Nursing today is deeply rooted in scientific inquiry, technological capability and advanced analytical judgement. Across Wales, nurses apply biological and physical sciences, pharmacology, physiology, data interpretation and digital health technologies every day to deliver safe, effective, evidence based care.
Yet despite this reality, nursing is still not formally recognised within the UK’s definition of STEM subjects – a gap that affects workforce planning, education pathways and public understanding of the profession’s scientific foundations.
A STEM profession in practice
Modern nursing is shaped by rapid developments in genomics, artificial intelligence (AI), robotics and increasingly data intensive models of care. Nursing staff are leading innovation, interpreting complex diagnostic information, applying pharmacological reasoning and driving digital transformation across services.
For Wales, where health and care reform, digital innovation and workforce sustainability are national priorities, recognising nursing as a STEM profession would strengthen the visibility and value of the profession at a critical moment.
Strengthening Wales’s workforce and education pipeline
Formal STEM recognition would:
• support recruitment and retention, particularly as Wales works to grow and stabilise its nursing workforce
• enhance the competitiveness of nursing degrees, ensuring they are understood as rigorous scientific programmes aligned with the nation’s future skills needs
• increase access to STEM related investment and innovation programmes, ensuring nurses are fully included in Wales’s digital health and research agendas
• improve public understanding of the scientific and analytical expertise nurses bring to patient care
• boost representation of women in STEM, given nursing’s predominantly female workforce.
These benefits align directly with Wales’s ambitions for a digitally enabled NHS, a resilient workforce and a health and care system built on research, innovation and evidence based practice.
Welsh nurses leading scientific and technological innovation
Members in Wales are already demonstrating how nursing is embedded in STEM disciplines.
Kate Butler, specialist nurse at All Wales Psychiatric Genomics Service, describes how her role bridges scientific research and frontline care: “One of the key aims of the All Wales Psychiatric Genomics Service is to translate knowledge gained through psychiatric genomics research into clinical practice as part of the broader provision of mental health care.
“My role as specialist nurse highlights why nursing should be recognised as a STEM profession, combining ongoing scientific research and collaborative practice into meaningful patient focused care, working closely with genetic counsellors, geneticists and psychiatrists – helping patients and their families understand how genetics affects mental health and applying this knowledge to my own practice in offering a more individualised approach to the people we see in our clinic.
“This is translational nursing – utilising scientific research to inform evidence based and holistic, patient centred nursing practice.”
Kate’s work exemplifies how Wales’s genomics strategy relies on nurses with advanced scientific literacy and analytical capability.
Abigail Swindail, Clinical Informatics Lead for Community Nursing & Children’s Services, Digital Health & Care Wales, highlights the central role nurses play in digital transformation: “Nursing is fundamentally a STEM profession – rooted in the application of science, data and technology to deliver safe, effective care.

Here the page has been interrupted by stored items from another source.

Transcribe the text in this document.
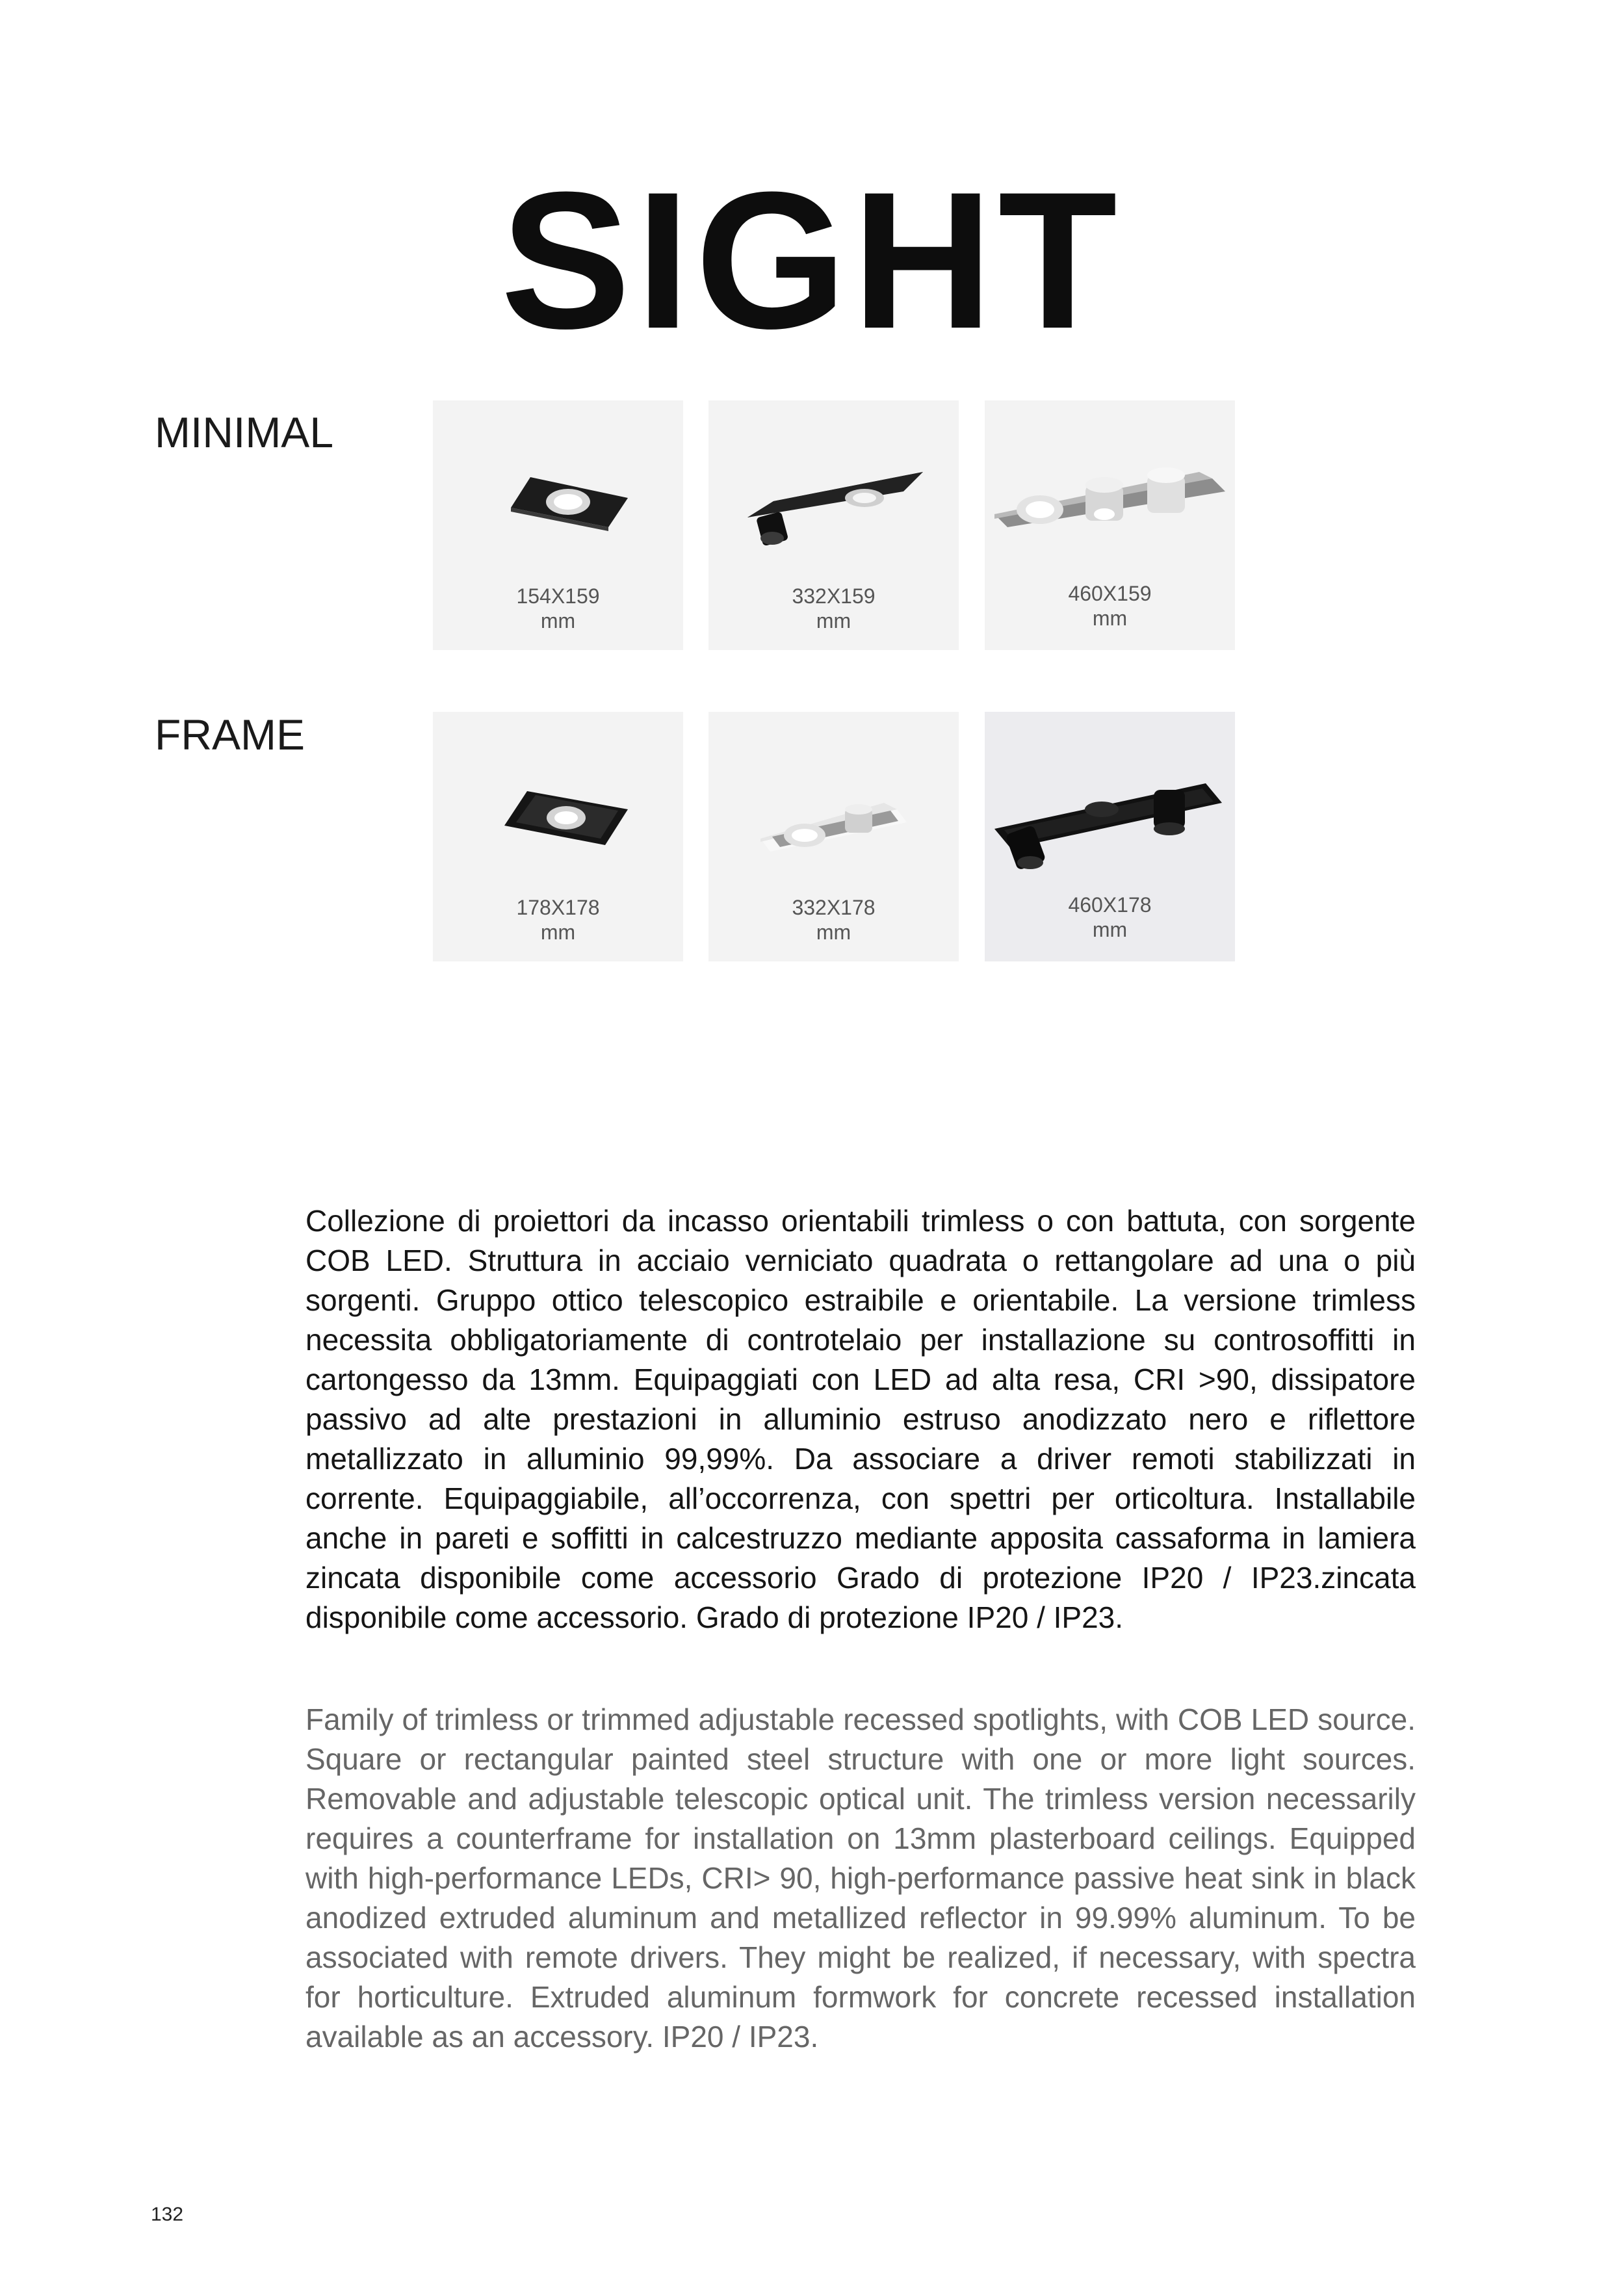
SIGHT
MINIMAL
154X159
mm
332X159
mm
460X159
mm
FRAME
178X178
mm
332X178
mm
460X178
mm
Collezione di proiettori da incasso orientabili trimless o con battuta, con sorgente COB LED. Struttura in acciaio verniciato quadrata o rettangolare ad una o più sorgenti. Gruppo ottico telescopico estraibile e orientabile. La versione trimless necessita obbligatoriamente di controtelaio per installazione su controsoffitti in cartongesso da 13mm. Equipaggiati con LED ad alta resa, CRI >90, dissipatore passivo ad alte prestazioni in alluminio estruso anodizzato nero e riflettore metallizzato in alluminio 99,99%. Da associare a driver remoti stabilizzati in corrente. Equipaggiabile, all’occorrenza, con spettri per orticoltura. Installabile anche in pareti e soffitti in calcestruzzo mediante apposita cassaforma in lamiera zincata disponibile come accessorio Grado di protezione IP20 / IP23.zincata disponibile come accessorio. Grado di protezione IP20 / IP23.
Family of trimless or trimmed adjustable recessed spotlights, with COB LED source. Square or rectangular painted steel structure with one or more light sources. Removable and adjustable telescopic optical unit. The trimless version necessarily requires a counterframe for installation on 13mm plasterboard ceilings. Equipped with high-performance LEDs, CRI> 90, high-performance passive heat sink in black anodized extruded aluminum and metallized reflector in 99.99% aluminum. To be associated with remote drivers. They might be realized, if necessary, with spectra for horticulture. Extruded aluminum formwork for concrete recessed installation available as an accessory. IP20 / IP23.
132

“As a clinical informatician, I translate complex data, digital systems and emerging technologies such as AI into meaningful improvements for patients and frontline teams.

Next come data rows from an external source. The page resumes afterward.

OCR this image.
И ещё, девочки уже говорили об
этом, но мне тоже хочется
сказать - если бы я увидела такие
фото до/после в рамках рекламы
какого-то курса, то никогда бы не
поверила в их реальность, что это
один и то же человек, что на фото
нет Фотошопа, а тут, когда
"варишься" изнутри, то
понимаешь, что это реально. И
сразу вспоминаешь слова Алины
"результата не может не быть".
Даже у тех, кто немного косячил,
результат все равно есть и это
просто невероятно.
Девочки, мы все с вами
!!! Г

“The pace of innovation in health care means nurses are increasingly leading analytical decision making and digital transformation. Every day, nurses make complex clinical judgements informed by physiology, pharmacology and data insights, yet this scientific expertise is still often under recognised.
“Recognising nursing as a STEM profession is essential to reflect the reality of modern practice, strengthen the future workforce, and ensure the profession is visible, valued and fully included in health care innovation.”

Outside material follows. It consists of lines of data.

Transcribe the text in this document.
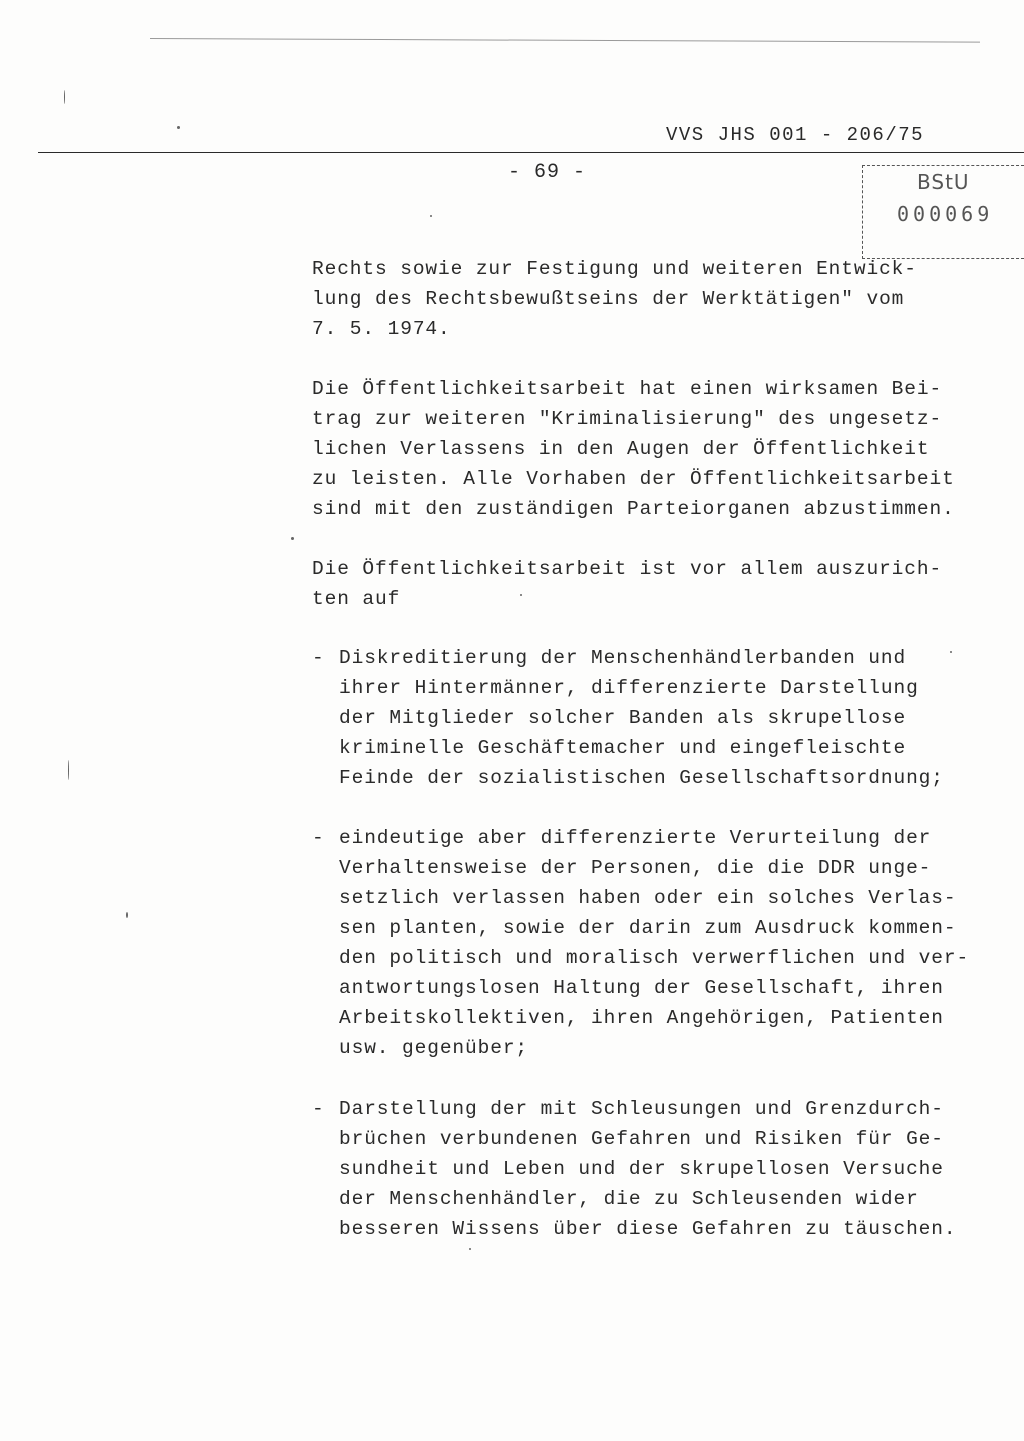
VVS JHS 001 - 206/75
- 69 -	BStU
000069

Rechts sowie zur Festigung und weiteren Entwick-

lung des Rechtsbewußtseins der Werktätigen" vom

7. 5. 1974.

Die Öffentlichkeitsarbeit hat einen wirksamen Bei-

trag zur weiteren "Kriminalisierung" des ungesetz-

lichen Verlassens in den Augen der Öffentlichkeit

zu leisten. Alle Vorhaben der Öffentlichkeitsarbeit

sind mit den zuständigen Parteiorganen abzustimmen.

Die Öffentlichkeitsarbeit ist vor allem auszurich-

ten auf

- Diskreditierung der Menschenhändlerbanden und
ihrer Hintermänner, differenzierte Darstellung
der Mitglieder solcher Banden als skrupellose
kriminelle Geschäftemacher und eingefleischte
Feinde der sozialistischen Gesellschaftsordnung;
- eindeutige aber differenzierte Verurteilung der
Verhaltensweise der Personen, die die DDR unge-
setzlich verlassen haben oder ein solches Verlas-
sen planten, sowie der darin zum Ausdruck kommen-
den politisch und moralisch verwerflichen und ver-
antwortungslosen Haltung der Gesellschaft, ihren
Arbeitskollektiven, ihren Angehörigen, Patienten
usw. gegenüber;
- Darstellung der mit Schleusungen und Grenzdurch-
brüchen verbundenen Gefahren und Risiken für Ge-
sundheit und Leben und der skrupellosen Versuche
der Menschenhändler, die zu Schleusenden wider
besseren Wissens über diese Gefahren zu täuschen.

Abi’s perspective reflects Wales’s national digital health ambitions, which depend on a nursing workforce recognised and supported as a scientific and technological profession.
A critical moment for Wales
Nursing is a graduate profession underpinned by STEM disciplines. Formal recognition would not only reflect the reality of contemporary practice but also strengthen recruitment and enhance public understanding of nursing’s scientific foundations.
For Wales, the implications are clear: recognising nursing as a STEM profession would reinforce the nation’s strategic priorities, support the development of a highly skilled workforce, and ensure nurses are fully represented in STEM related policy, investment and innovation.